Known for crazed live covers of tunes as diverse as Nugent’s “Cat Scratch Fever” and the Village People’s “YMCA,” Houndog and company turn in inspired interpretations of Huddie “Leadbelly” Ledbetter’s “Midnight Special,” Lou Reed’s “Venus In Furs,” (or, as it appears on the album, “Venus in Spurs”) and Jimmy Reed’s “Bright Lights/No Problems.” For good measure, there’s the occasional Houndog-penned, angst-ridden number about injuring oneself on random Japanese playroom accoutrement and being viciously stung by wasps, themes revisited endlessly in blues standards since the very beginning, and given fresh life by the Dog.
Double H and the Loosers really shine on their version of Robert Johnson’s “32/20 Blues.” First recorded in 1936, Houndog’s version takes wild liberty with Johnson’s lyrics, an act which might seem like sacrilege to some, and poetic license to others. A classic tale of infidelity met with firepower, Clayton Park’s demonic fiddle adds a delightfully dark and disturbing counterpoint to Houndog’s Tom Waits-esque growl. The result is a remarkably engaging update of the original, one that bears endless replay and epitomizes just what Howlin’ Houndog is all about: manic, sweaty, heaving (and ultimately loving) interpretations of epic songs.

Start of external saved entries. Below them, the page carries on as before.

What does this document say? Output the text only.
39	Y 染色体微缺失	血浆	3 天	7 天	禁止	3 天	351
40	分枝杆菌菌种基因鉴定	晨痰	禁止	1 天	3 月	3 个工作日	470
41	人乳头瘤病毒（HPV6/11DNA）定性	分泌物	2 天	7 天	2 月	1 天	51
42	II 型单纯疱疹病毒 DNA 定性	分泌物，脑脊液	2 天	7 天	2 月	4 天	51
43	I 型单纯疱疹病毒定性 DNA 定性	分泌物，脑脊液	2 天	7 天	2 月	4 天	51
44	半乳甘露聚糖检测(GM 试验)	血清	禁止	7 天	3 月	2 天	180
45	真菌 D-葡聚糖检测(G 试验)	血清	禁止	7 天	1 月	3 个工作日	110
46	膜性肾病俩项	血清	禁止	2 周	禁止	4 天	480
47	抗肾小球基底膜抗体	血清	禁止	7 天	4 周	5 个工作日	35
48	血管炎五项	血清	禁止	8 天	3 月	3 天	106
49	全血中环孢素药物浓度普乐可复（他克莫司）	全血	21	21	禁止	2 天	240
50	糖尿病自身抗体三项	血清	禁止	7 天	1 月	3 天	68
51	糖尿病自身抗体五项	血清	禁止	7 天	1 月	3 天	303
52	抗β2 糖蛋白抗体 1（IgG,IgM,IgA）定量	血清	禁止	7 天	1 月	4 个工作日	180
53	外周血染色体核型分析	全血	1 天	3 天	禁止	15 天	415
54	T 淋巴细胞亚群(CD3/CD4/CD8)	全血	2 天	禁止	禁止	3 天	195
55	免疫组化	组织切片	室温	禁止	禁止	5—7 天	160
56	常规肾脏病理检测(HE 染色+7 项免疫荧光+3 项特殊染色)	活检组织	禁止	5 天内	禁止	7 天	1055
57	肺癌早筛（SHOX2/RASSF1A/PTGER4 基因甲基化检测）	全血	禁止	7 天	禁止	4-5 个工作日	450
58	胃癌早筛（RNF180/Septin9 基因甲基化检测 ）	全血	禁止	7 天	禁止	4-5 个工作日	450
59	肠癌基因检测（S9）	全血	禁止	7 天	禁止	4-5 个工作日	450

It’s obvious that Houndog is first and foremost a huge fan of whatever music he pays homage to. Whether bashing an open-tuned acoustic guitar or picking smoky leads on an electric, he’s faithful to the spirit of the originals, while adding generous amounts of his own grainy spice to the mix. There’s the ever-present danger of veering into caricature and cliché, and the “mumbling bluesman” shtick was notably played into the ground by Tempe’s “Mumblin’ Jim Fletcher” in the early ’80s. But Houndog’s sheer enthusiasm and chops dust aside any doubts once the backbeat starts and the howlin’ begins.